Critics obsessed with [Milton's] great reputation and great scholarship tend to look exclusively to literary sources for his ideas. . . . My not very daring suggestion is that Milton got his ideas not only from books but also by talking to his contemporaries.
We use study pages to help us inform and orient our diverse inquiries. Neither lessons nor assignments, study pages somewhat resemble good travel guides, ones that strengthen their users' agency in doing what they intend to do. Both travel guides and study guides help users make discerning choices for themselves. They provide information about what's where and notices about why people generally go to see this or that, what importance they have attached to it historically, esthetically, or in some register of fun and adventure. Like the traveler's guide book, study pages inform a student's choice, particularly the initial choices to attend first to this and not to that.
As we begin, study pages on A Place to Study are sparse and short for the simple reason that volunteers create A Place to Study and only a few have been doing so for a short time. We trust that the number and scope of study pages will increase, but they should remain in character study pages, neither syllabi nor packaged tours. On A Place to Study let's hold dear that quip, oft attributed to Cervantes, "the road is better than the inn." Study pages serve persons who are finding their own way, deciding on what roads they will take and making sense of their experiences along the way.

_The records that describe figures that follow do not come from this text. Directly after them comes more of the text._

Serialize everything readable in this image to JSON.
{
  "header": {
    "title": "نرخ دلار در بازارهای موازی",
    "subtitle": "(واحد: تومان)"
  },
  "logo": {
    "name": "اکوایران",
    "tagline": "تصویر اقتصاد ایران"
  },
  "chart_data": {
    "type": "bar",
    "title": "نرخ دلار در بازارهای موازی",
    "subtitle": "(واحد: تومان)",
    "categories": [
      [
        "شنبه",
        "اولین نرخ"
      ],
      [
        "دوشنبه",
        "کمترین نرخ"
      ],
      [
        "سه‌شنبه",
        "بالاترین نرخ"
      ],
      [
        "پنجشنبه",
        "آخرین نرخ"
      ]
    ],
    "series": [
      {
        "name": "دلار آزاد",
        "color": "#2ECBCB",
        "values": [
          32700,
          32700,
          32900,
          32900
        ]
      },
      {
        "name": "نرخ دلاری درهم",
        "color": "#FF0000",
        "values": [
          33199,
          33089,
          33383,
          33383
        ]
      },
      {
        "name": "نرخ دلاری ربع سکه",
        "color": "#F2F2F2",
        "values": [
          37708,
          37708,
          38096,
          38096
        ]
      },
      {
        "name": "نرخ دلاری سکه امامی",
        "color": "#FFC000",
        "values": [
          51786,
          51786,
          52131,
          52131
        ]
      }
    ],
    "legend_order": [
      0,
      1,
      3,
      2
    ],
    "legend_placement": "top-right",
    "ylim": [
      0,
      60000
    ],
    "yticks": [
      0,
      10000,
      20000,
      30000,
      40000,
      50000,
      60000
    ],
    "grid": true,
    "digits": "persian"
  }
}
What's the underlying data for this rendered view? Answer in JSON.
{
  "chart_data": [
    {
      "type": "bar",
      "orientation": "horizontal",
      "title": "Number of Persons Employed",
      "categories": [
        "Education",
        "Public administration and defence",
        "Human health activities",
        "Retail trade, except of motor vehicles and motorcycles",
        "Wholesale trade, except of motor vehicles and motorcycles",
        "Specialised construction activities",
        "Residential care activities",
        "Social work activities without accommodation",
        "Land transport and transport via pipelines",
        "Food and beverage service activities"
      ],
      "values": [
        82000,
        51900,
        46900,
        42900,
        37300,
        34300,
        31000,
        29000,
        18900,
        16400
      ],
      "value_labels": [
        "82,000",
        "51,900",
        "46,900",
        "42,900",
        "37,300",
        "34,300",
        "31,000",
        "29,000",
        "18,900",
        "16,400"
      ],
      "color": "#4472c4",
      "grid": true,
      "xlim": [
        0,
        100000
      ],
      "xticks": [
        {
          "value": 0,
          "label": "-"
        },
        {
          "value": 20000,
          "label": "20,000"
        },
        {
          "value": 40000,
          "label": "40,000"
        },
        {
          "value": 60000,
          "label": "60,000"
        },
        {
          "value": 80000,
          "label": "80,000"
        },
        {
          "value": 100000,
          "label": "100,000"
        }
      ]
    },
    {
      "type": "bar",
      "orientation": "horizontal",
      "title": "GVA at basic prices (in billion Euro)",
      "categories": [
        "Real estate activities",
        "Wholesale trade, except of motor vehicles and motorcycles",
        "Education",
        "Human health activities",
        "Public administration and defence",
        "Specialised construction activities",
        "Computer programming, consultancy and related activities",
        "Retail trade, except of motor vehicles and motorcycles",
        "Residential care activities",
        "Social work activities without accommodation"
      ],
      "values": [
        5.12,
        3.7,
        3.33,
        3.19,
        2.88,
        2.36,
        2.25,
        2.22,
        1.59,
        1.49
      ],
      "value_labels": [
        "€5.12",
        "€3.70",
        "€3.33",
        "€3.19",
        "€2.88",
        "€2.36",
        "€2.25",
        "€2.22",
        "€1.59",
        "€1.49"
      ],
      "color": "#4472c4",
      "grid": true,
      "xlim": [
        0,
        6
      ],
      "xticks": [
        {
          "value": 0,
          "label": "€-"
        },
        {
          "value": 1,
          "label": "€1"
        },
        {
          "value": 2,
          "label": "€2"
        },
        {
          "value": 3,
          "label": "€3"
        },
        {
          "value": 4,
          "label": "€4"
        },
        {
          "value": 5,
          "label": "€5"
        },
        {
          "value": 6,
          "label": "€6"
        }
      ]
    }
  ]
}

In working with study pages, we should develop guidelines that clearly differentiate them from encyclopedia entries. The two forms overlap to some degree, but the encyclopedia addresses the current state of knowledge about the materials it covers whereas the study page informs the choices a student will likely encounter in advancing self-formation and liberal learning by self-directed engagement with the topic. The two forms differ because each serves a different intent, to know something through the encyclopedia and to do something through the study pages. The latter intent seems vague because we have much less experience with it than we do with the intent of acquiring knowledge about something through an encyclopedia.
Let's start drafting and using study pages, developing our understanding of what will make them effective by continually reflecting our our experience with them. To start, we can group them under various headings such as persons, events, concepts, places, periods, and so on. What are we doing when we contemplate a work, achievement, or example of another in a self-formative way? What happens when we read or watch or hear something moving or meaningful when we do it freely, without ulterior purpose, autonomously? How can we support such experiences taking place?
Let's hypothesize that throughout historical time and across cultures many creative persons wanted to communicate to other persons through the work they crafted things that each had found meaningful in their self-formation and liberal learning. For instance, perhaps Michel de Montaigne did not write his essay, "De l'institution des enfans," to propound his pedagogical principles as they might be applied in educational praxis, but rather to communicate to Madame Diane de Foix, Contesse de Gutson, and others like her, the range of what would come to his mind when he thought freely and considered self-formation in the context de l'institution des enfans. Let's try during summer 2021 [now winter 2022] to organize a small working group to study Montaigne's essay as if he wrote it with this intent, taking all the matters to which he refers, not as digressive ornament, but as integral to the cumulative substance of what he wanted to bring to mind.
- ↑ Christopher Hill. Milton and the English Reolution (New York: The Viking Press, 1977) p. 5.
- ↑ I leave Montaigne's title of the essay in his French to suggest that we might open up its potential meanings as part of our hypothesis. He could have written de l'éducation, or de l'instruction, or de l'enseignement, but chose de l'institution, which now primarily means an institution or establishment, but certainly in the 16th century and on into the 19th, it meant not only the organization (e.g. the Royal Institution of Great Britain), but the process of establishing or instituting something. Let's study Montaigne's essay, De l'institution des enfans", as if it is an essay about the process by which children form, and let's do so as part of our instituting A Place to Study.